The ciprofloxacin-resistant E. coli samples were also all found to be highly resistant to chloroquine, and to have characteristics that would confer resistance to all fluoroquinolones including the newer drugs levofloxacin and moxifloxacin. Furthermore, the team found that one of the water samples they took in 2004 contained ciprofloxacin-resistant E. coli and another contained a small amount of chloroquine, probably from human waste contamination. Because of a widespread malaria outbreak in rural Guyana in late 2002, 30% of the villagers tested by the Canadian team in 2003 said they had been given chloroquine within the past six months, and in 2005 86% said they had used chloroquine within the past two years. The rates of chloroquine use may in fact have been much higher the investigators believe. This is because patient reports are not always reliable, and because of the very extensive treatment with chloroquine during the late-2002 malaria epidemic. The data also showed that community-wide fluoroquinolone resistance rose dramatically shortly after the malaria outbreak, further suggesting a link between chloroquine use for malaria and bacterial resistance to fluoroquinolones. Together, these data suggest that we must focus our efforts on prevention of malaria using mosquito-control measures such as bednets and by developing vaccines. For the short term, however, we still will have no choice but to use these lifesaving antimalarial drugs. However we need to investigate which of the antimalarials can be used in the future with the least impact on bacterial drug resistance.

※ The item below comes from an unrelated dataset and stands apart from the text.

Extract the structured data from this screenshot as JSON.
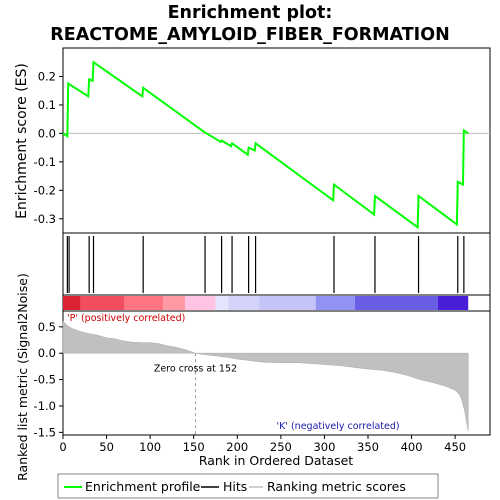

Antimalarial Therapy Selection for Quinolone Resistance among Escherichia coli in the Absence of Quinolone Exposure, in Tropical South America. PLoS ONE 3(7): e2727
Bacterial resistance to antibiotics is thought to develop only in the presence of antibiotic pressure. Here we show evidence to suggest that fluoroquinolone resistance in Escherichia coli has developed in the absence of fluoroquinolone use. Over 4 years, outreach clinic attendees in one moderately remote and five very remote villages in rural Guyana were surveyed for the presence of rectal carriage of ciprofloxacin-resistant Gram-negative bacilli (GNB). Drinking water was tested for the presence of resistant GNB by culture, and the presence of antibacterial agents and chloroquine by HPLC. The development of ciprofloxacin resistance in E. coli was examined after serial exposure to chloroquine. Patient and laboratory isolates of E. coli resistant to ciprofloxacin were assessed by PCR-sequencing for quinolone-resistance-determining-region (QRDR) mutations. In the very remote villages, 4.8% of patients carried ciprofloxacin-resistant E. coli with QRDR mutations despite no local availability of quinolones. However, there had been extensive local use of chloroquine, with higher prevalence of resistance seen in the villages shortly after a Plasmodium vivax epidemic (p 0.01). Antibacterial agents were not found in the drinking water, but chloroquine was demonstrated to be present. Chloroquine was found to inhibit the growth of E. coli in vitro. Replica plating demonstrated that 2-step QRDR mutations could be induced in E. coli in response to chloroquine. In these remote communities, the heavy use of chloroquine to treat malaria likely selected for ciprofloxacin resistance in E. coli. This may be an important public health problem in malarious areas.